I found the distances between the various cities using the GeoDistance function in Mathematica. The arguments to GeoDistance are “entities” which are a bit opaque. When using Mathematica interactively, you can use ctrl + = to enter the name of an entity. There’s some guesswork, e.g. whether I meant New York City or the state of New York when I entered “New York”, but Mathematica guessed correctly. The following code lists the city entities explicitly.

    cities = {
        Entity["City", {"Cairo", "Cairo", "Egypt"}], 
        Entity["City", {"Delhi", "Delhi", "India"}], 
        Entity["City", {"Moscow", "Moscow", "Russia"}], 
        Entity["City", {"Brussels", "Brussels", "Belgium"}], 
        Entity["City", {"Reykjavik", "Hofudhborgarsvaedhi", "Iceland"}], 
        Entity["City", {"NewYork", "NewYork", "UnitedStates"}], 
        Entity["City", {"CapeTown", "WesternCape", "SouthAfrica"}], 
        Entity["City", {"PortLouis", "PortLouis", "Mauritius"}] }

Most of these are predictable, but I would not have guessed the code for Reykjavik or Cape Town. I found these by using the command InputForm and entering the entities as above.

I found the distance from Cairo to each of the other cities with

    Table[GeoDistance[cities[[1]], cities[[i]]], {i, 2, 8}]

and the distances from the cities to their neighbors with

    Table[GeoDistance[cities[[i]], cities[[i + 1]]], {i, 2, 7}]
    GeoDistance[cities[[8]], cities[[2]]]

Drawing the plot

Now that we’ve got the data, how do we draw the plot?

Let’s put Cairo at the origin. First we draw a line from Cairo to Delhi. We might as well put Delhi on the x-axis to make things simple.

Next we need to plot Moscow. We know the distance R1 from Cairo to Moscow, and the distance R2 from Delhi to Moscow. So imagine drawing a circle of radius R1 centered at Cairo and a circle of radius R1 centered at Delhi. Moscow is located where the two circles intersect. The previous post shows how to find the intersection of circles.

The two circles intersect in at two points, so which do we choose? We choose the intersection point that preserves the orientation of the original graph (and the globe). As we go through the cities in counterclockwise order, the cross product of the previous line to the next line should have positive z component.

This shows that the original graph was not to scale, though the gap between triangles was approximately to scale. In hindsight this should have been obvious: Brussels and Reykjavik are much closer to each other than Capetown and New York are.

The gap

Why the gap? Because the earth is curved at Cairo (and everywhere else). If the earth were flat, the triangles would fit together without any gaps.
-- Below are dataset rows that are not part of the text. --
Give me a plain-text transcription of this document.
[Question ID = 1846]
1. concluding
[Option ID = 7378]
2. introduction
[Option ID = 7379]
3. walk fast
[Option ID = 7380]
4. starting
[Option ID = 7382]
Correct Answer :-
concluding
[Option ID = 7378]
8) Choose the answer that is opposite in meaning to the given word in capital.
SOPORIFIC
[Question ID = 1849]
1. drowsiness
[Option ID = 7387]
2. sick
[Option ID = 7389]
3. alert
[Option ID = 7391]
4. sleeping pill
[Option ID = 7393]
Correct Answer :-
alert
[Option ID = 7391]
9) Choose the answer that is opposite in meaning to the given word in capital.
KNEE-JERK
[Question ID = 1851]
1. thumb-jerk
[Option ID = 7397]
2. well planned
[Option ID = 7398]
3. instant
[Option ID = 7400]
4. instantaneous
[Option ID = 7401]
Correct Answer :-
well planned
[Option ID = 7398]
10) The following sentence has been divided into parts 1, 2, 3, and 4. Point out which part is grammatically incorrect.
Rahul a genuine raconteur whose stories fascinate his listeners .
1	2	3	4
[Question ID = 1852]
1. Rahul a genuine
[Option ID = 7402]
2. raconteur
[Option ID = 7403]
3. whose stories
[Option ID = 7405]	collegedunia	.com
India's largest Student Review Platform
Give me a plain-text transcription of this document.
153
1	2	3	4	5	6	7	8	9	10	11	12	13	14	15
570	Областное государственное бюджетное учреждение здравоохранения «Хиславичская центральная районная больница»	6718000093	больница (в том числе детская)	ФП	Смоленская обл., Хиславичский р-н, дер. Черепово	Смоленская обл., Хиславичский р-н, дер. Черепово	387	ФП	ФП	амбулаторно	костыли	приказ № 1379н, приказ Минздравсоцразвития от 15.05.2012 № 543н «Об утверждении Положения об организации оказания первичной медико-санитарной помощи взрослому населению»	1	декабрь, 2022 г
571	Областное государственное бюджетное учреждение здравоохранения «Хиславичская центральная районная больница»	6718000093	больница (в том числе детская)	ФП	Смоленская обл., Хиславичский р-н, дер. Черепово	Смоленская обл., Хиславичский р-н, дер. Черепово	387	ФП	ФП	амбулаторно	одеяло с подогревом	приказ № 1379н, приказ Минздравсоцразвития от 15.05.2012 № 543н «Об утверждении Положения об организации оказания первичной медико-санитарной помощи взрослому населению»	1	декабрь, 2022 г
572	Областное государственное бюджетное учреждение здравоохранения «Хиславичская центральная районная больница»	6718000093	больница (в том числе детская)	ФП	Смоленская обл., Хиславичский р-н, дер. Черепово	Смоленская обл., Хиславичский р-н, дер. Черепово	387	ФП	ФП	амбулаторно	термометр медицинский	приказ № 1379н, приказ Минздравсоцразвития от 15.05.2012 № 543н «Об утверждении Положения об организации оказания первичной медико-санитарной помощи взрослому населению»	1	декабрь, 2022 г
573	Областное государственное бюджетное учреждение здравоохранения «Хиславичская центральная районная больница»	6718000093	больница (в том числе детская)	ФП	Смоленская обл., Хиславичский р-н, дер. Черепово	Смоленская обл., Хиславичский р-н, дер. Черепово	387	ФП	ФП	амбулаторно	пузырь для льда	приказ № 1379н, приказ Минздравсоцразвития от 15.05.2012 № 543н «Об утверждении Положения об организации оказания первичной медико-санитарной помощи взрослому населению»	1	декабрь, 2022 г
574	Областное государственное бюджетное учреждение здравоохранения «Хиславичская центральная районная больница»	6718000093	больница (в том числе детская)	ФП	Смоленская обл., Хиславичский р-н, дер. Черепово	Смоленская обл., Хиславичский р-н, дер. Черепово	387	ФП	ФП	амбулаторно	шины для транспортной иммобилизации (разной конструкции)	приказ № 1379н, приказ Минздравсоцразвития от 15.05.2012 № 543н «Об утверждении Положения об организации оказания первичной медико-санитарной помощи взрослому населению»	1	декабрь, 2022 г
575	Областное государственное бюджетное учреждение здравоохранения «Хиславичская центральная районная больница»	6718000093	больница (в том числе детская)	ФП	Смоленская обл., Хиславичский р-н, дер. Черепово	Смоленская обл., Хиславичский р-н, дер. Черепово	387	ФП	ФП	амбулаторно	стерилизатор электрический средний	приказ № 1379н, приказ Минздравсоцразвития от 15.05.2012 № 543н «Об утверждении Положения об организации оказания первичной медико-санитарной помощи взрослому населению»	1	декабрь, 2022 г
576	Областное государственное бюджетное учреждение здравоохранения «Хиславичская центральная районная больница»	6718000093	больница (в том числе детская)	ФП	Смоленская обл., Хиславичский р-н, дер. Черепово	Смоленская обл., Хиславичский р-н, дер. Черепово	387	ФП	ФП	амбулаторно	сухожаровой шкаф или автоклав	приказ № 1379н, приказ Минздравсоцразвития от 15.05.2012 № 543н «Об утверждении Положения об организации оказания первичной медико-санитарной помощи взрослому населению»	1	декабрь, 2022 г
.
There’s no gap when you take spherical triangles on the globe. But even though the triangles preserve length when projected to the plane, they cannot preserve angles too. The sum of the angles in a spherical triangle adds up to more than 180°, and the amount by which the sum exceeds 180° is proportional to the size of the spherical triangle. Since the angles of triangles in the plane do add up to 180°, each flat triangle fails to capture a bit of the corresponding spherical triangles, and the failures add up to the gap we see in the image.

[1] Gravitation by Misner, Thorne, and Wheeler. 1973.